Steve Gunn enjoys to do things his own way. The New York guitarist has taken an idiosyncratic approach to his own musical career, which has in turn taken him in some unusual directions. Like a lot of kids, Gunn grew up a punk fan and did time in a number of hardcore bands in his hometown of Philadelphia. He soon developed a love for guitar, but instead of hewing to the three-chords-and-the-truth model of punk rock, Gunn gravitated towards more free-form playing. He befriended the late Jack Rose, a guitarist who showed him the true possibilities of the instrument through his own intensive acoustic guitar instrumentals.
Over the past fifteen years, Gunn has stayed out of the mainstream, but he’s maintained a prolific and diverse style. He’s collaborated with dozens of musicians, including a current stint with Kurt Vile & the Violators, and his work spans the full gamut of the guitar: psychedelia, country, folk, blues, jazz, even Indian raga.

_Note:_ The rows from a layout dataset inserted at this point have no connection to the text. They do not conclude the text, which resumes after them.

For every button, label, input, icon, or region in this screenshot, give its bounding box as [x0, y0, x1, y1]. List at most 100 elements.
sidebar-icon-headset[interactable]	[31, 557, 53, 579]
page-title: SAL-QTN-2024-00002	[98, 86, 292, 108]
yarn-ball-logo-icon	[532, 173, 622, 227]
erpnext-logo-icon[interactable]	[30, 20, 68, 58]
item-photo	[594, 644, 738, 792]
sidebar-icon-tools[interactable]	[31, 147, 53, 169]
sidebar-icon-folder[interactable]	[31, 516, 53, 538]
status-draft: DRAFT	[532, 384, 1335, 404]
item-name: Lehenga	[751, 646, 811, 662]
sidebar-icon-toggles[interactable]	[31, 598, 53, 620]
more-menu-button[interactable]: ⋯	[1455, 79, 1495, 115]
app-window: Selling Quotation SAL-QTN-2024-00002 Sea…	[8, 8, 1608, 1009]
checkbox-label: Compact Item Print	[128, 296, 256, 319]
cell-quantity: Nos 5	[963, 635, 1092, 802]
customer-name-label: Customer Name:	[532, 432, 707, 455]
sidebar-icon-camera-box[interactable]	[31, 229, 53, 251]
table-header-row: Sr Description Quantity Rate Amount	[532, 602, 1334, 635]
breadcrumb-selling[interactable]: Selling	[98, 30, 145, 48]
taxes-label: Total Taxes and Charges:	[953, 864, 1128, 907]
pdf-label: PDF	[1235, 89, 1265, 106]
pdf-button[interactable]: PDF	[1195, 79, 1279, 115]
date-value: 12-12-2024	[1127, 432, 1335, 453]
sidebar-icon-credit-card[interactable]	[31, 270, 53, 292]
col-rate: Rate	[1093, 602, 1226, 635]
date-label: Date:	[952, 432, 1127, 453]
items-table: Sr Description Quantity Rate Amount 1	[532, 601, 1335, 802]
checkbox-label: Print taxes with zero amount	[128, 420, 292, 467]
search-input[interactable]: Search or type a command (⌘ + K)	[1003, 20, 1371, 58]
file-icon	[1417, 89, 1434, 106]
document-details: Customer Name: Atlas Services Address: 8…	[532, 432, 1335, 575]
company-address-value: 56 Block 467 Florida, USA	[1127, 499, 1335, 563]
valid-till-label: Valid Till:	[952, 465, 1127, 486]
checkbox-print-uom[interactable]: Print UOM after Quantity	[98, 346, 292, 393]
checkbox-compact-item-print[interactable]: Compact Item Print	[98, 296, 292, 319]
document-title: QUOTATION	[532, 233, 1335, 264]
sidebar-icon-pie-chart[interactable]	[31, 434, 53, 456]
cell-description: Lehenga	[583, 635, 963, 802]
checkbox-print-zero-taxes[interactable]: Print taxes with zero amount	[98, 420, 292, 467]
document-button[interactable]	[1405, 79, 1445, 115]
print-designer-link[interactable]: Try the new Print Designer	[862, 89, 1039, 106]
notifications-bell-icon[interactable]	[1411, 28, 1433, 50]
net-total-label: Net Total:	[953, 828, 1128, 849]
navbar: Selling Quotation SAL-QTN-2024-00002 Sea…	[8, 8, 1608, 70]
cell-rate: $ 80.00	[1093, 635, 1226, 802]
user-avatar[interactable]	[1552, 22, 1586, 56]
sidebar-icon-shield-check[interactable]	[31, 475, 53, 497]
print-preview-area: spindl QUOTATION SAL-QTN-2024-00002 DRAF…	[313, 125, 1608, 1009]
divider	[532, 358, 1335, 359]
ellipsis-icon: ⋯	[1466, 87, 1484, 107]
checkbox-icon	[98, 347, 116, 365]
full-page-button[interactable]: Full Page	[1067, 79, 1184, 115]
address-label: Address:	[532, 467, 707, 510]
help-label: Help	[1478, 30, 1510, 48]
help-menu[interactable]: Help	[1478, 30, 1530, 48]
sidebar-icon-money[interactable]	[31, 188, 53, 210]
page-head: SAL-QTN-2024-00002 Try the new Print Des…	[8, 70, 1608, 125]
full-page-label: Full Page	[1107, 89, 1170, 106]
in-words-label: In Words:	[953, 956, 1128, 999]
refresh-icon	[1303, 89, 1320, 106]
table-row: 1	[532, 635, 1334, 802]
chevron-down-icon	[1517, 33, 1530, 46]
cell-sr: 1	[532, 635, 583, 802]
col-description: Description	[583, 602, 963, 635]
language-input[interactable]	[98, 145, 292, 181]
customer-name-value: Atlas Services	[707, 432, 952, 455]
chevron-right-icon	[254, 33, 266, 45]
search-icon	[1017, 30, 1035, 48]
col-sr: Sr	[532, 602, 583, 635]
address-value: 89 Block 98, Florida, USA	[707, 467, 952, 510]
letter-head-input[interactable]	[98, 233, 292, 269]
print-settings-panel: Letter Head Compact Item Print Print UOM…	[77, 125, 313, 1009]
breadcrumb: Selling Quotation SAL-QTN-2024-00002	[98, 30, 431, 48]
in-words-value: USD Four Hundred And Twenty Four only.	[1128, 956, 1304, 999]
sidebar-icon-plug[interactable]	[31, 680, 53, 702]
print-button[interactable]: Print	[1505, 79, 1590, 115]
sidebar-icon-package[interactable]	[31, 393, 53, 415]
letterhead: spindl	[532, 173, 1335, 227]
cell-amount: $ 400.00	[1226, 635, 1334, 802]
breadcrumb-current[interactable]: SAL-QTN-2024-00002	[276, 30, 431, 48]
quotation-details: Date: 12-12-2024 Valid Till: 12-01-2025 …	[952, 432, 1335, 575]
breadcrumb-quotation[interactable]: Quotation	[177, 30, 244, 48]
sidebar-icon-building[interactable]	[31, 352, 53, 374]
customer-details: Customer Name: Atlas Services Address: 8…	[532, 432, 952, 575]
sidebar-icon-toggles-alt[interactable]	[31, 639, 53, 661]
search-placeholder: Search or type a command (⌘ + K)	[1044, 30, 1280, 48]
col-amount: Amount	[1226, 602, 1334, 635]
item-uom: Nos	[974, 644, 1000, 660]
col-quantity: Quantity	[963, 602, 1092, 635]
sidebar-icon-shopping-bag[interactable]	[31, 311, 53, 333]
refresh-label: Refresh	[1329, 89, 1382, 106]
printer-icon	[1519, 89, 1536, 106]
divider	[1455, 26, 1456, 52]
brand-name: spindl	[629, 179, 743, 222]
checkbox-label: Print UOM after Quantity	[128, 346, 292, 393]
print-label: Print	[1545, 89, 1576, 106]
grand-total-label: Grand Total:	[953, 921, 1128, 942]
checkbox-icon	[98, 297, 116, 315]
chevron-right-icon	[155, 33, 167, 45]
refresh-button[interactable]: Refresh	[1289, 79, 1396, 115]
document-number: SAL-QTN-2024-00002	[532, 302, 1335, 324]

When he’s on his own, Gunn has kept his own voice out of his recordings, choosing to let his fluid guitar-playing do the talking.
But that’s not the case with Time Off. Amassed over the course of literal time off that Gunn had between other obligations, the new solo album finds him putting words to his guitar vamping. Drummer John Truscinski and bassist Justin Tripp provide the perfect foundation for Gunn, and things are kept pretty simple. Songs like “Water Wheel” unfold at a relaxed pace, settling into an instrumental groove before Gunn adds his laconic voice. It all sounds so effortless, but just beneath surface is an artist who’s worked hard to sound this good.